Une étude européenne montre une demande croissante pour davantage d’information, de choix et d’implication dans le processus de décision

Une étude récente menée auprès de 8.000 patients et citoyens de huit pays européens montre que les patients souhaitent une meilleure communication avec leurs médecins, davantage d’informations sur les traitements et les soins, et une plus grande participation dans les décisions concernant leur santé. A travers toute l’Europe, les attentes relatives à tous les aspects relevant des soins de santé sont de plus en plus grandes, particulièrement au sein des couches de la population les plus jeunes et les mieux instruites; mais, à l’heure actuelle, les systèmes de soins de santé ne sont pas préparés pour répondre à ces exigences.
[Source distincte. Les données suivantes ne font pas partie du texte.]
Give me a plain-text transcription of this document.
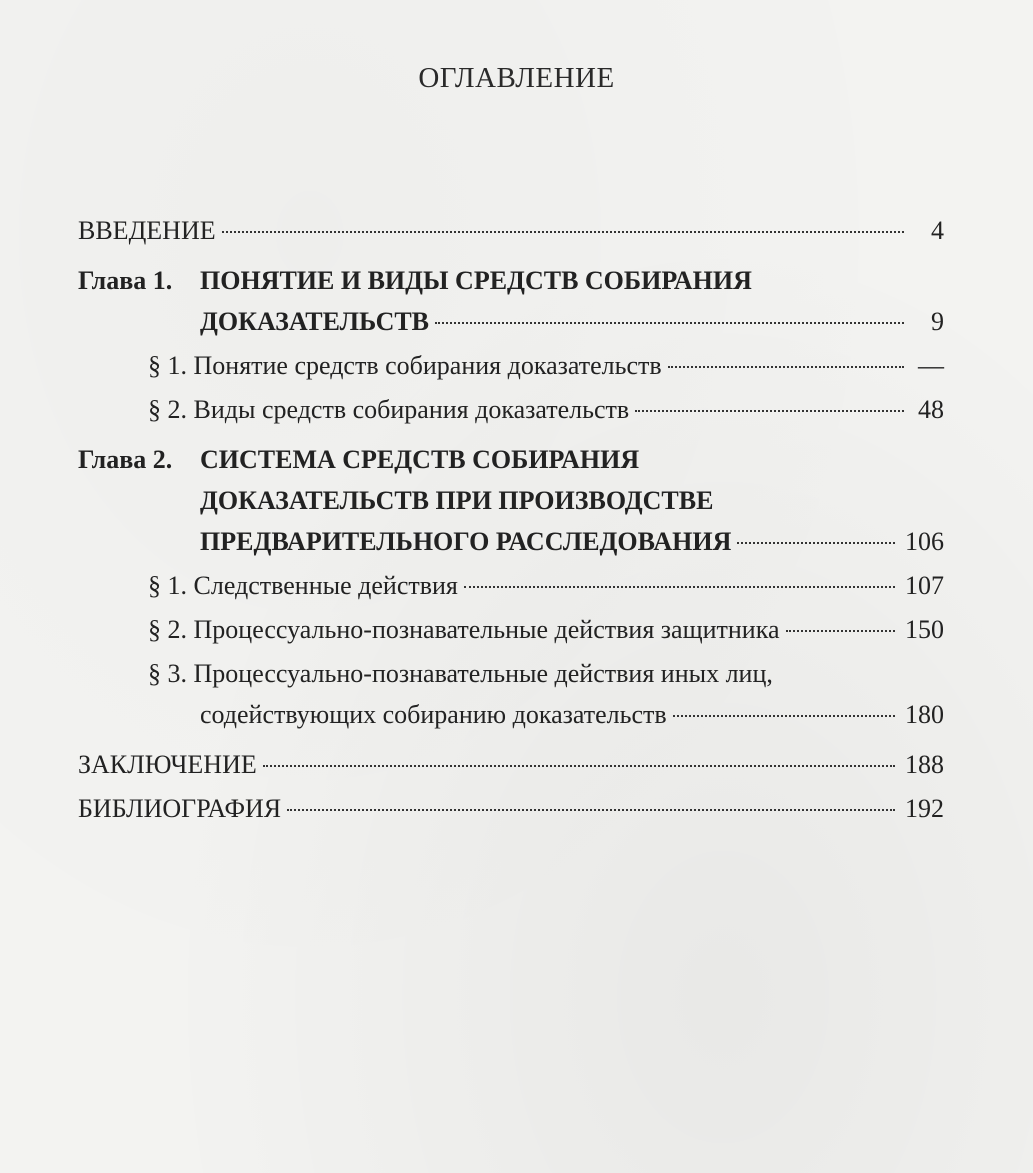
ОГЛАВЛЕНИЕ
ВВЕДЕНИЕ	4
Глава 1.	ПОНЯТИЕ И ВИДЫ СРЕДСТВ СОБИРАНИЯ
ДОКАЗАТЕЛЬСТВ	9
§ 1. Понятие средств собирания доказательств	—
§ 2. Виды средств собирания доказательств	48
Глава 2.	СИСТЕМА СРЕДСТВ СОБИРАНИЯ
ДОКАЗАТЕЛЬСТВ ПРИ ПРОИЗВОДСТВЕ
ПРЕДВАРИТЕЛЬНОГО РАССЛЕДОВАНИЯ	106
§ 1. Следственные действия	107
§ 2. Процессуально-познавательные действия защитника	150
§ 3. Процессуально-познавательные действия иных лиц,
содействующих собиранию доказательств	180
ЗАКЛЮЧЕНИЕ	188
БИБЛИОГРАФИЯ	192
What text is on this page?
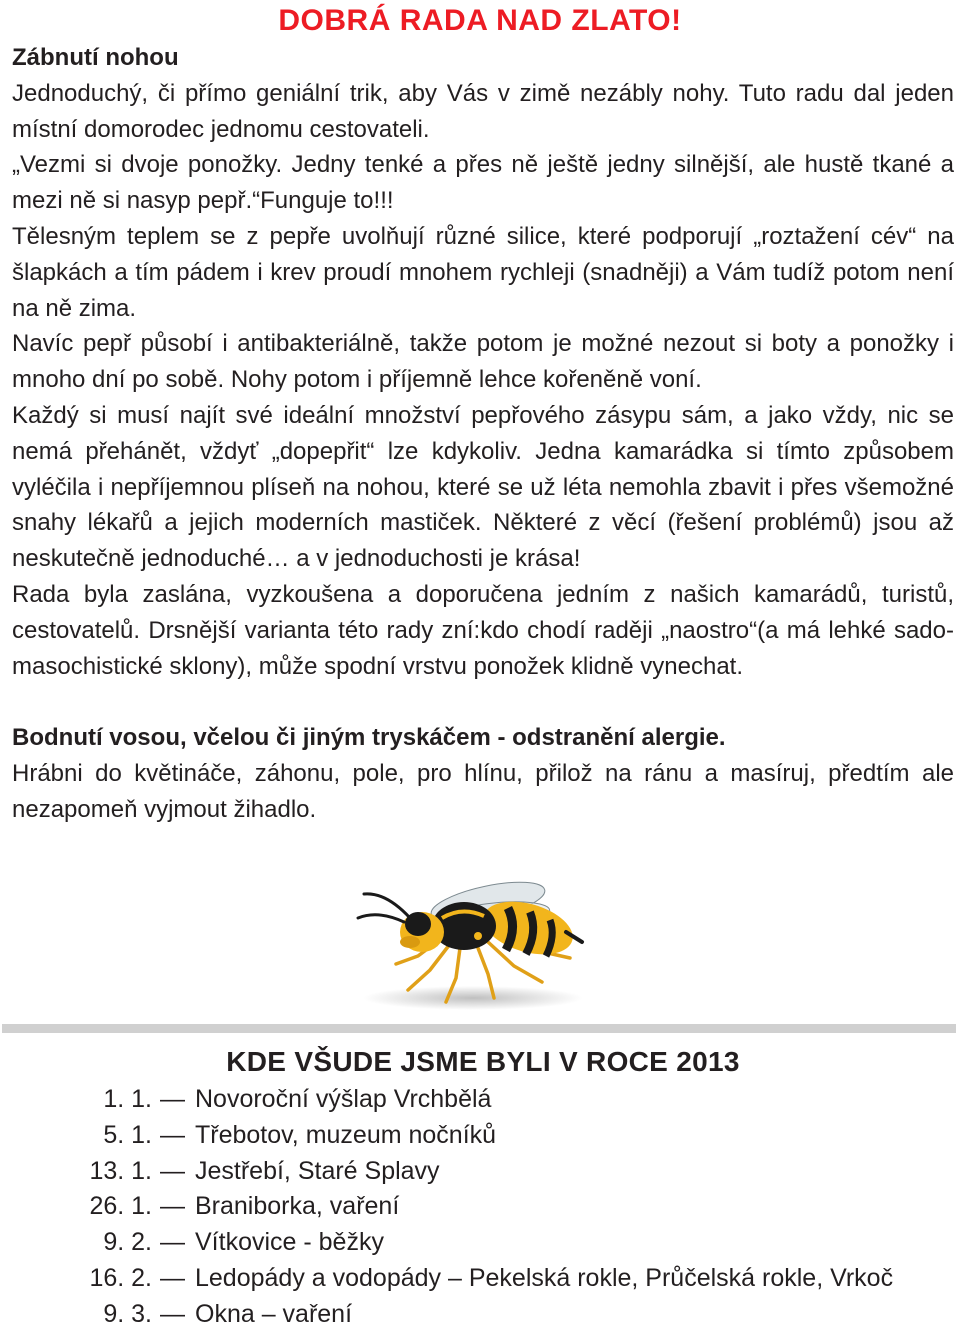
DOBRÁ RADA NAD ZLATO!

Zábnutí nohou

Jednoduchý, či přímo geniální trik, aby Vás v zimě nezábly nohy. Tuto radu dal jeden místní domorodec jednomu cestovateli.

„Vezmi si dvoje ponožky. Jedny tenké a přes ně ještě jedny silnější, ale hustě tkané a mezi ně si nasyp pepř.“Funguje to!!!

Tělesným teplem se z pepře uvolňují různé silice, které podporují „roztažení cév“ na šlapkách a tím pádem i krev proudí mnohem rychleji (snadněji) a Vám tudíž potom není na ně zima.

Navíc pepř působí i antibakteriálně, takže potom je možné nezout si boty a ponožky i mnoho dní po sobě. Nohy potom i příjemně lehce kořeněně voní.

Každý si musí najít své ideální množství pepřového zásypu sám, a jako vždy, nic se nemá přehánět, vždyť „dopepřit“ lze kdykoliv. Jedna kamarádka si tímto způsobem vyléčila i nepříjemnou plíseň na nohou, které se už léta nemohla zbavit i přes všemožné snahy lékařů a jejich moderních mastiček. Některé z věcí (řešení problémů) jsou až neskutečně jednoduché… a v jednoduchosti je krása!

Rada byla zaslána, vyzkoušena a doporučena jedním z našich kamarádů, turistů, cestovatelů. Drsnější varianta této rady zní:kdo chodí raději „naostro“(a má lehké sado-masochistické sklony), může spodní vrstvu ponožek klidně vynechat.

Bodnutí vosou, včelou či jiným tryskáčem - odstranění alergie.

Hrábni do květináče, záhonu, pole, pro hlínu, přilož na ránu a masíruj, předtím ale nezapomeň vyjmout žihadlo.

KDE VŠUDE JSME BYLI V ROCE 2013
1. 1. — Novoroční výšlap Vrchbělá
5. 1. — Třebotov, muzeum nočníků
13. 1. — Jestřebí, Staré Splavy
26. 1. — Braniborka, vaření
9. 2. — Vítkovice - běžky
16. 2. — Ledopády a vodopády – Pekelská rokle, Průčelská rokle, Vrkoč
9. 3. — Okna – vaření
Les résultats de cette étude apparaissent dans un nouvel ouvrage intitulé The European Patient of the Future (Le patient européen du futur), publié par Angela Coulter et Helen Magee.

Environ 74% des personnes interrogées ont déclaré que le patient devrait être impliqué dans les décisions relatives à son traitement, en tant qu’acteur principal de la prise de décision ou en collaboration avec son médecin. Par contre, seuls 36% d’entre eux avaient le sentiment que leur médecin encourageait suffisamment le dialogue avec eux, tandis que 45% estimaient carrément manquer d’information satisfaisante sur leur nouveau traitement. En outre, plus de la moitié des sondés – soit 57% - considéraient leur possibilité de poser un choix de modérée à faible.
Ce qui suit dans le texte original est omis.